沙盘上,洛水码头缩成巴掌大的一块。镇水堂的位置空了,揽月堂的位置还插着旧旗。
闻渡把那面旧旗拔了,扔在一边,声音很轻。
“比预想快。也干净。”他抬眼,“秦先生说他缺的那点火候,可补上了?”
明昭的目光从沙盘上移开:“连拔两颗钉子,那些人——”
“会急。”闻渡接过她的话,“急了,就会咬人。”
他的手指在沙盘边缘敲了一下:“谢寻是江湖帮主。”
“‘帮派内讧’、‘仇家寻仇’、‘意外落水’——说法太多。你这边——”
“已请秦先生物色护院,以雇募名义,近日进驻沈郎中与柳姑娘处。”
明昭的声音很稳,“边镇兄长处,已通过王府驿路送密信。谢寻那边,秦先生会多留一段。李铮调了一队羽林卫,换便服以漕帮新聘护卫名义,进驻总堂附近。”
她说完,闻渡没有立刻接话。他看着沙盘,指尖停在工部的位置。
“周安邦那边,可以去了。”
“明日午后。”明昭自袖中取出文书,“周郎中明日在工部后堂核查物料账目。那时‘请教’,最是自然。”
闻渡接过纸页,目光扫过那几处用朱笔圈出的数字——河工款项拨付与物料采购的时间差、数量差,一种石料的市价与采购价差了将近三倍。

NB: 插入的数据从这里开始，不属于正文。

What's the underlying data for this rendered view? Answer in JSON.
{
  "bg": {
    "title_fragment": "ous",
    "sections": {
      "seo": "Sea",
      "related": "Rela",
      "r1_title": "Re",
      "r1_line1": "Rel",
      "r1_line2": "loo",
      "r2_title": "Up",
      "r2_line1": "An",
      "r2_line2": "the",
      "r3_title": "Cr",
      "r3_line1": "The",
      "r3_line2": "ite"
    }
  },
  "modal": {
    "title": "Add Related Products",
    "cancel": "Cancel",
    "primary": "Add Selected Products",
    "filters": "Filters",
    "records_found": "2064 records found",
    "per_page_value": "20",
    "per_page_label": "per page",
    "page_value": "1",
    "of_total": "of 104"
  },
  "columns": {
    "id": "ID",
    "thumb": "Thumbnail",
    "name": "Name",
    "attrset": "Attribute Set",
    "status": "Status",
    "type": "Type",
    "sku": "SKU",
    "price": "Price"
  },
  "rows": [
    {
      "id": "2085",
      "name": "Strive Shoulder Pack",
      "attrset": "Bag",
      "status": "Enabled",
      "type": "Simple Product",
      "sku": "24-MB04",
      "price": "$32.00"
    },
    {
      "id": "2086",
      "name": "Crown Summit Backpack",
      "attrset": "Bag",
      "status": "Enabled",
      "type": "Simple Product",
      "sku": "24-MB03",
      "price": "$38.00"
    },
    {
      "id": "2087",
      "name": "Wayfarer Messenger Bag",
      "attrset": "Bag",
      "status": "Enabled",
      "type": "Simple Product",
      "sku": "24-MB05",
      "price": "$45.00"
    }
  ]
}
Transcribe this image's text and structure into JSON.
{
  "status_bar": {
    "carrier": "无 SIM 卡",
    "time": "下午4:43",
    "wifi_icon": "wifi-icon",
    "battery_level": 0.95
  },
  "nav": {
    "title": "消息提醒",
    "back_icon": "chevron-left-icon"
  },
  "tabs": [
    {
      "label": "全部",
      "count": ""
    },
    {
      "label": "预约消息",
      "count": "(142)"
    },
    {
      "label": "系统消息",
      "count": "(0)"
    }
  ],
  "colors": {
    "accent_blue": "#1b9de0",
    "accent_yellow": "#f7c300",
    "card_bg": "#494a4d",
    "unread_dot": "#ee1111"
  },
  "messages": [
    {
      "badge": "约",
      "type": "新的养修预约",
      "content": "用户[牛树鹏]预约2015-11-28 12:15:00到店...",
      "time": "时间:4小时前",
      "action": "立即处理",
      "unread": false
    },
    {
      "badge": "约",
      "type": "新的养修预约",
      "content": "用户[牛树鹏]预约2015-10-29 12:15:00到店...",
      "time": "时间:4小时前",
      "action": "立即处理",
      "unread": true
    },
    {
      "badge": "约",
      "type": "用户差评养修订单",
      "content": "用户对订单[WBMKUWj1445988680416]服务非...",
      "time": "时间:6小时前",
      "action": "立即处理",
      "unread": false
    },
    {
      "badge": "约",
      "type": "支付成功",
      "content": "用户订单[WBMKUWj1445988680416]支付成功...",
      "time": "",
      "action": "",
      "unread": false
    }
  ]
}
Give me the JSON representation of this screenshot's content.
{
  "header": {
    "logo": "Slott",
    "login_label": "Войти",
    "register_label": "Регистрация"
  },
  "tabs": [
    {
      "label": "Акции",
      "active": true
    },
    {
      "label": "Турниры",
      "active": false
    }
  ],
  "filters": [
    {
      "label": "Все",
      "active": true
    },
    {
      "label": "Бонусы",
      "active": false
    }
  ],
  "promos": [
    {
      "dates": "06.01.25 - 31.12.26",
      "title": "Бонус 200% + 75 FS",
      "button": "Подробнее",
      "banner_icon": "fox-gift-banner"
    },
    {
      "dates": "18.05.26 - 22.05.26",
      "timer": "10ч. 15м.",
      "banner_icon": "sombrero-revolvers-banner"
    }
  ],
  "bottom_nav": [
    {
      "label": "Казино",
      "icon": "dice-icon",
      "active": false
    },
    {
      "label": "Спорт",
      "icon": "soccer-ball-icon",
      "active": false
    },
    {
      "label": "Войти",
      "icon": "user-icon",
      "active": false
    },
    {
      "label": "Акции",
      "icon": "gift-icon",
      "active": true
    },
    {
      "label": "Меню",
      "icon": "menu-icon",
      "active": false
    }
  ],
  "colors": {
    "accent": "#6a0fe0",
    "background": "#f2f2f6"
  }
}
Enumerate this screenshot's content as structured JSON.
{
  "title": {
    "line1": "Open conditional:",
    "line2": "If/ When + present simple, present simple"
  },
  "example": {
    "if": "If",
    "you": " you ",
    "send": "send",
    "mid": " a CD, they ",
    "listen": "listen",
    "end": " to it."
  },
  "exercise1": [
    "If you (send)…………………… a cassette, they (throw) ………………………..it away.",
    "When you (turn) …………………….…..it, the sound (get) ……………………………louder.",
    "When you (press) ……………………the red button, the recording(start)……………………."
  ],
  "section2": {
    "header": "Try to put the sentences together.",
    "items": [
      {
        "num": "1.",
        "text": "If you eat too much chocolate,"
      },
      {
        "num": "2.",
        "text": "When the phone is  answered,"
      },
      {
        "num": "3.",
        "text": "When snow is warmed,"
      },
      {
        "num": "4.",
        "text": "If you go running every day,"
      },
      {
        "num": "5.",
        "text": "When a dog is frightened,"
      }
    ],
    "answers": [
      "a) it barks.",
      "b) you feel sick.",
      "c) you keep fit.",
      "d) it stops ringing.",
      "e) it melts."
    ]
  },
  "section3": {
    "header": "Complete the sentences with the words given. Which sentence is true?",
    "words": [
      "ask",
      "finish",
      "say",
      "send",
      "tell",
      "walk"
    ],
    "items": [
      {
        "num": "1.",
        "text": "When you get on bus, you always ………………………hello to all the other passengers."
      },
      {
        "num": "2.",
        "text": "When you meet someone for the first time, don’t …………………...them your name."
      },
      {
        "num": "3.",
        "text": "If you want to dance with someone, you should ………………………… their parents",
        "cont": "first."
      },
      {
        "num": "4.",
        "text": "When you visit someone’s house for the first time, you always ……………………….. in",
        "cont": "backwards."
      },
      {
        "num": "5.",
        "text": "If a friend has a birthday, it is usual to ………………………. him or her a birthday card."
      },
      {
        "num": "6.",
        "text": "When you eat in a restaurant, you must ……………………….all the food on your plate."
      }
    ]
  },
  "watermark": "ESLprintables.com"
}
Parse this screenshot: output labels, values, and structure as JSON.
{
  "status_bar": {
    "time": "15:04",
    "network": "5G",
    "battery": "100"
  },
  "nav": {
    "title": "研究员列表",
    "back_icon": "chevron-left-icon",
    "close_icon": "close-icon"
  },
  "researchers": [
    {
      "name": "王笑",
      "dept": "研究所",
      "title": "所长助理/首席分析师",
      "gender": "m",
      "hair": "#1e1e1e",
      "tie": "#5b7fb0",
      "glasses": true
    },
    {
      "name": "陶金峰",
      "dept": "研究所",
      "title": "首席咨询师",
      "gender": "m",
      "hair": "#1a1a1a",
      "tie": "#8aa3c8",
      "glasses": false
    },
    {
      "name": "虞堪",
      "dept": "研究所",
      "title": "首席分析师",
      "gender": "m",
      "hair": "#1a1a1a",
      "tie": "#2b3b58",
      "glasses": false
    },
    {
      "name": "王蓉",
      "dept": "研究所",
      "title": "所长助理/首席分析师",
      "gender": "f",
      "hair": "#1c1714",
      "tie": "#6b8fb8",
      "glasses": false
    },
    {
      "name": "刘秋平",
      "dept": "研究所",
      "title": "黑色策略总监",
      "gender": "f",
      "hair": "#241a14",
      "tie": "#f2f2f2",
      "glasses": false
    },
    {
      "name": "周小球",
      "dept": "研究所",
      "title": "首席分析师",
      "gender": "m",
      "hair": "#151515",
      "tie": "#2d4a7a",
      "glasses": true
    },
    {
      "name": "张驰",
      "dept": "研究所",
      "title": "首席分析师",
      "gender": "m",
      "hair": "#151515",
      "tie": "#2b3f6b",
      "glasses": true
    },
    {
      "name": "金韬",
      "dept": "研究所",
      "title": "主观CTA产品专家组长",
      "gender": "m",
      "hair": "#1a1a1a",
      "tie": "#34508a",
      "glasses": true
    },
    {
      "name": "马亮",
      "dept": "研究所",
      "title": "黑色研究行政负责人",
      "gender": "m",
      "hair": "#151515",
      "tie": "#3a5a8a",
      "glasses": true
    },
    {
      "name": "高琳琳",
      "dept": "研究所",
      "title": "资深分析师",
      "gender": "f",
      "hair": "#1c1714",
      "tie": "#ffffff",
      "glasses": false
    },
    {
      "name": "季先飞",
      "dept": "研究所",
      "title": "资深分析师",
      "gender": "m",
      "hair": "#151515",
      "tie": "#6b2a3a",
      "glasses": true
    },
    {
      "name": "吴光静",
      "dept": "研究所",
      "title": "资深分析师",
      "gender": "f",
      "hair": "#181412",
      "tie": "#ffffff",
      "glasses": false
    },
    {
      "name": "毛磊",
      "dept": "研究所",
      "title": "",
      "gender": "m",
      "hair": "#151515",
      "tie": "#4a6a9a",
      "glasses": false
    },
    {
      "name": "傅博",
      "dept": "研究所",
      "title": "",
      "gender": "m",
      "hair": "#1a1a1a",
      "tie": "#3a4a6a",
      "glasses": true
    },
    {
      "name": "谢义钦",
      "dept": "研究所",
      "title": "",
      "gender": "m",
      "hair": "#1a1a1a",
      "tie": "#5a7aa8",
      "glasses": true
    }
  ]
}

“切入点不错。”他把文书递还,“玉扣带好,关键时亮一下即可。”
他顿了顿,指尖在沙盘上那个“工部”的位置点了点:“周安邦——贪生,怕死,爱财,更爱乌纱。他是只裹了油的老鼠,滑不留手。你的刀不必快,要准,要稳。让他感觉无处可逃,又看不清刀从何来。”
明昭点头,“先以理据困之,再示之以威。”
闻渡看着她,目光柔了下来,还有些别的什么。
叮嘱:“此番不止是拔一颗钉子。是你第一次独自面对此层级的对手。你身后确有倚仗,但面前这条路,要你自己一步步踏稳。”
明昭深吸一口气,点头,没有应声。
话毕,她并未立刻告退。指尖探入袖口,触到那枚玉扣,无意识地摩挲了两下。
闻渡的目光在她停住的手上落了一瞬:“还有事?”
明昭的手指从袖中抽出来,垂在身侧,攥了一下,又松开。她抬眸,目光从他脸上掠过,落在沙盘边缘那枚刻着“肃”字的棋子上,停了一息,才收回来。
“山长近来……可曾听说京城有什么不错的金石鉴赏雅集么?”
声音很平,像真的只是随口一问。
闻渡怔了一下,随即唇角弯了弯。那笑意很浅,却驱散了些眉间沉郁。
“怎么突然问起这个?漕帮浪未平,工部门槛未迈,你倒还有心思惦记雅趣。”语气里没有责备,倒像是学长见学妹分心时那点无奈与好笑。
“只是前日偶然见份抄报提及,想起山长素好此道,顺口一问。”明昭垂眸。
闻渡看她一眼,未深究:“若有中意的拓本或器物,不妨说出。日后若得空赴会,或可替你留意。”他顿了顿,目光落回沙盘,“可惜近来诸事缠身,便是偶有雅集相邀,也分身乏术了。”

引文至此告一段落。